Si l'on croit qu'on coule, le long du fleuve vie, rondin ivre du courant des nécessités et, lancé
par le vent, voile voué aux voeux du vide... on échappe à la liberté, voleuse de certitudes.
N' admettant pas que des bras servent aussi à nager, on fait le lit de la rivière, on se tasse, on s' agenouille, pour qu'elle nous couvre, qu'elle nous coule... ouvrant grand la bouche pour
boire la tasse, c'est à la louche qu'on soupe à la table de la lâcheté... donneuse de leçons toute faites.
Si l'on pense que l'ombre de nos actes peut être aperçue, dans la seule lumière du destin... qu'on adosse le sens à l'absurde, l'être au néant et le coq au vin... merde, je recommence !

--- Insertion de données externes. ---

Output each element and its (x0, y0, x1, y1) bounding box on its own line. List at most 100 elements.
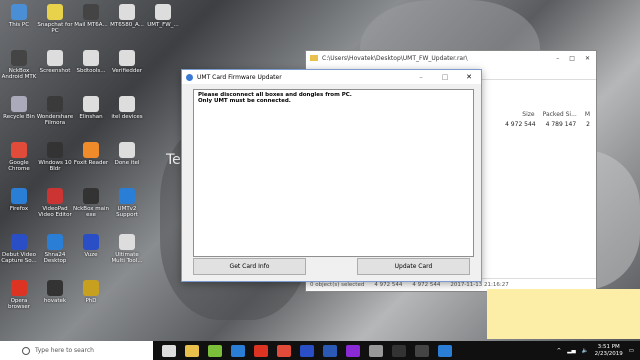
minimize-icon[interactable]: – (409, 73, 433, 81)
desktop-icon[interactable]: PhD (72, 280, 110, 304)
desktop-icon[interactable]: Debut Video Capture So... (0, 234, 38, 264)
dialog-title: UMT Card Firmware Updater (197, 73, 282, 81)
file-explorer-icon[interactable] (185, 344, 199, 357)
clock-time: 3:51 PM (597, 344, 620, 350)
desktop-icon[interactable]: NckBox main exe (72, 188, 110, 218)
desktop-icon[interactable]: Elinshan (72, 96, 110, 120)
message-line: Please disconnect all boxes and dongles … (198, 92, 352, 98)
desktop-icon[interactable]: Foxit Reader (72, 142, 110, 166)
desktop-icon[interactable]: Ultimate Multi Tool... (108, 234, 146, 264)
search-box[interactable]: Type here to search (0, 341, 153, 360)
clock[interactable]: 3:51 PM 2/23/2019 (595, 344, 623, 357)
task-view-icon[interactable] (162, 344, 176, 357)
desktop-icon[interactable]: Windows 10 Bldr (36, 142, 74, 172)
app-icon (155, 4, 171, 20)
table-row[interactable]: 4 972 544 4 789 147 2 (505, 121, 590, 128)
start-button[interactable] (0, 341, 20, 360)
desktop-icon-label: Recycle Bin (3, 114, 35, 120)
get-card-info-button[interactable]: Get Card Info (193, 258, 306, 275)
chrome-icon[interactable] (277, 344, 291, 357)
desktop-icon-label: Vuze (84, 252, 98, 258)
desktop-icon[interactable]: Vuze (72, 234, 110, 258)
word-icon[interactable] (323, 344, 337, 357)
desktop-icon[interactable]: Done itel (108, 142, 146, 166)
desktop-icon[interactable]: UMTv2 Support (108, 188, 146, 218)
desktop-icon[interactable]: Shna24 Desktop (36, 234, 74, 264)
desktop-icon-label: Windows 10 Bldr (38, 160, 72, 172)
notification-icon[interactable]: ▭ (629, 348, 634, 354)
windows-icon (5, 346, 15, 355)
camera-icon[interactable] (369, 344, 383, 357)
vpn-icon[interactable] (415, 344, 429, 357)
app-icon (83, 234, 99, 250)
column-packed[interactable]: Packed Si... (543, 111, 577, 118)
desktop-icon[interactable]: Opera browser (0, 280, 38, 310)
desktop-icon[interactable]: itel devices (108, 96, 146, 120)
column-headers: Size Packed Si... M (522, 111, 590, 118)
7zip-icon[interactable] (392, 344, 406, 357)
app-icon (119, 188, 135, 204)
network-icon[interactable]: ▂▄ (567, 348, 575, 354)
desktop-icon[interactable]: Snapchat for PC (36, 4, 74, 34)
desktop-icon[interactable]: Google Chrome (0, 142, 38, 172)
desktop-icon-label: PhD (85, 298, 97, 304)
minimize-icon[interactable]: – (556, 55, 559, 62)
desktop-icon[interactable]: Firefox (0, 188, 38, 212)
app-icon (11, 96, 27, 112)
opera-icon[interactable] (254, 344, 268, 357)
close-icon[interactable]: ✕ (585, 55, 590, 62)
desktop-icon-label: Foxit Reader (73, 160, 109, 166)
app-icon[interactable] (438, 344, 452, 357)
desktop-icon[interactable]: Sbdtools... (72, 50, 110, 74)
desktop-icon[interactable]: UMT_FW_... (144, 4, 182, 28)
app-icon (119, 96, 135, 112)
message-log[interactable]: Please disconnect all boxes and dongles … (193, 89, 474, 257)
volume-icon[interactable]: 🔈 (582, 348, 589, 354)
maximize-icon[interactable]: □ (433, 73, 457, 81)
app-icon (119, 142, 135, 158)
maximize-icon[interactable]: □ (569, 55, 575, 62)
desktop-icon[interactable]: Recycle Bin (0, 96, 38, 120)
shield-icon[interactable] (300, 344, 314, 357)
desktop-icon-label: NckBox main exe (72, 206, 110, 218)
sticky-note[interactable] (487, 289, 640, 339)
desktop-icon-label: Google Chrome (8, 160, 30, 172)
desktop-icon-label: itel devices (111, 114, 143, 120)
app-icon (11, 234, 27, 250)
app-icon (47, 234, 63, 250)
pinned-apps (153, 344, 452, 357)
search-placeholder: Type here to search (35, 347, 94, 354)
desktop-icon[interactable]: This PC (0, 4, 38, 28)
close-icon[interactable]: ✕ (457, 73, 481, 81)
desktop-icon[interactable]: Screenshot (36, 50, 74, 74)
desktop-icon-label: Debut Video Capture So... (1, 252, 37, 264)
desktop-icon-label: Sbdtools... (76, 68, 106, 74)
desktop-icon[interactable]: Wondershare Filmora (36, 96, 74, 126)
desktop-icon-label: Verifiedder (112, 68, 142, 74)
column-m[interactable]: M (585, 111, 590, 118)
desktop-icon[interactable]: Mail MT6A... (72, 4, 110, 28)
android-app-icon[interactable] (208, 344, 222, 357)
desktop-icon[interactable]: MT6580_A... (108, 4, 146, 28)
desktop-icon-label: UMT_FW_... (147, 22, 179, 28)
desktop-icon-label: Elinshan (79, 114, 103, 120)
desktop-icon[interactable]: Verifiedder (108, 50, 146, 74)
column-size[interactable]: Size (522, 111, 534, 118)
app-icon (83, 96, 99, 112)
firmware-updater-dialog: UMT Card Firmware Updater – □ ✕ Please d… (181, 69, 482, 282)
app-icon (47, 96, 63, 112)
desktop-icon[interactable]: hovatek (36, 280, 74, 304)
desktop-icons: This PC Snapchat for PC Mail MT6A... MT6580… (0, 0, 179, 330)
video-icon[interactable] (346, 344, 360, 357)
desktop-icon-label: Firefox (9, 206, 29, 212)
desktop-icon-label: hovatek (43, 298, 67, 304)
desktop-icon[interactable]: VideoPad Video Editor (36, 188, 74, 218)
update-card-button[interactable]: Update Card (357, 258, 470, 275)
cell-packed: 4 789 147 (545, 121, 577, 128)
app-icon (11, 188, 27, 204)
desktop-icon[interactable]: NckBox Android MTK (0, 50, 38, 80)
app-icon (47, 4, 63, 20)
edge-icon[interactable] (231, 344, 245, 357)
chevron-up-icon[interactable]: ^ (557, 348, 562, 354)
desktop-icon-label: Wondershare Filmora (36, 114, 74, 126)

Si l'on pense que l'ombre de nos actes n' apparaît qu'à la seule lumière du destin, qu'on adosse l'être au néant, l'en au hors et l'or aux lents... on caresse le poil, luisant, de notre
impuissance, la main bien ronde, le sourire satisfait.
Guettant les modernités là ou il n'y aura plus de surprise, pour s'en venir à l'avant garde du statisme, les yeux mouillants quand rien ne change, la joie au nez quand ça chante fort... on
appelle "liberté" des dogmes, "égalité" des certitudes douteuses, "fraternité" des compétitions.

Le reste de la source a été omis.